Aussi appelé gorda ou sherry butt, c’est un fût ayant antérieurement servi à l’élaboration du sherry. Il fait environ 600 litres.

Puncheon

C’est un autre type de fût ayant servi à l’élaboration du sherry. Il contient environ 545 litres.

Pipe

Aussi appelé port pipe, il a servi à la fabrication du porto. Sa contenance est d’environ 500 litres.

Butt

À ne pas confondre avec les bodega butts et sherry butts mentionnés plus haut. Il s’agit ici d’une appellation moins restrictive du fût qui a servi pour le sherry. Il mesure entre 500 et 600 litres.

Dump puncheon

C’est un petit puncheon, d’une contenance de 460 litres.

Hogshead

Il s’agit du fût le plus couramment utilisé.

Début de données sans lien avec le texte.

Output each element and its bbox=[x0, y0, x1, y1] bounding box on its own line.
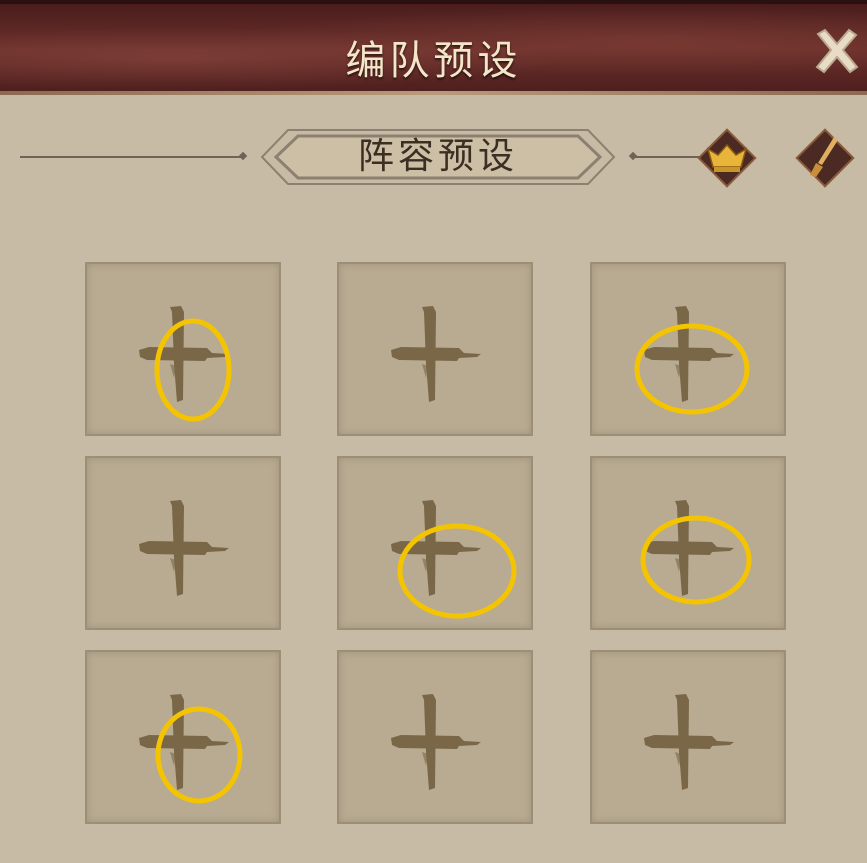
add-plus-icon bbox=[139, 694, 229, 790]
add-plus-icon bbox=[139, 306, 229, 402]
preset-slot-8[interactable] bbox=[337, 650, 533, 824]
add-plus-icon bbox=[391, 694, 481, 790]
add-plus-icon bbox=[391, 500, 481, 596]
preset-slot-6[interactable] bbox=[590, 456, 786, 630]
section-title: 阵容预设 bbox=[357, 136, 518, 177]
preset-slot-7[interactable] bbox=[85, 650, 281, 824]
preset-slot-9[interactable] bbox=[590, 650, 786, 824]
close-icon[interactable] bbox=[812, 26, 862, 76]
add-plus-icon bbox=[644, 694, 734, 790]
add-plus-icon bbox=[139, 500, 229, 596]
crown-emblem-icon[interactable] bbox=[694, 125, 760, 191]
add-plus-icon bbox=[391, 306, 481, 402]
preset-slot-5[interactable] bbox=[337, 456, 533, 630]
preset-slot-2[interactable] bbox=[337, 262, 533, 436]
section-header: 阵容预设 bbox=[0, 120, 867, 195]
preset-slot-3[interactable] bbox=[590, 262, 786, 436]
divider-left bbox=[20, 156, 242, 158]
brush-emblem-icon[interactable] bbox=[792, 125, 858, 191]
add-plus-icon bbox=[644, 306, 734, 402]
preset-slot-1[interactable] bbox=[85, 262, 281, 436]
preset-slot-4[interactable] bbox=[85, 456, 281, 630]
dialog-title: 编队预设 bbox=[345, 38, 522, 84]
title-bar: 编队预设 bbox=[0, 0, 867, 95]
add-plus-icon bbox=[644, 500, 734, 596]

Fabriqué traditionnellement en Écosse à partir de tonneaux inutilisables ou ayant déjà trop travaillé, ils sont assemblés sur place. Leur contenance habituelle est de 250 litres, mais peut aller jusque 305 litres. On appelle recoopered hogshead un hogshead comportant une part de douelles neuves.

Le barrel

C’est le fût dont on se sert pour la fabrication des whiskies américains : bourbon, mais aussi rye ou autres alcools de grain. La contenance est de l’ordre de 180 litres, mais peut aller jusque 200 litres, limite maximum autorisée pour le boutbon.

Kilderkin

82 à 100 litres.

Quarter

45 à 80 litres ou, selon les sources, 105 à 125 litres. Correspond à un quart de butt, d’où son appellation.

Anker

Tonneau d’une contenance d’environ 40 litres. C’est le fût utilisé à l’origine pour la maturation de whisky, nommé aussi blood tub à une période plus récente. Cette taille s’est probablement imposée car un homme pouvait encore manipuler le fût tout seul et un âne ou un poney pouvait bien porter deux de ces fûts.

Octave

22,5 litres. C’est le format premier du blood tub.
Il faut noter la différence qui existe entre l’origine du bois et l’origine du fût. Si un bourbon barrel est obligatoirement fabriqué avec du chêne américain, un pipe portugais peut aussi bien être fabriqué avec du chêne portugais qu’avec du chêne espagnol ou français. Les fûts de sherry sont généralement fabriqués avec du chêne américain.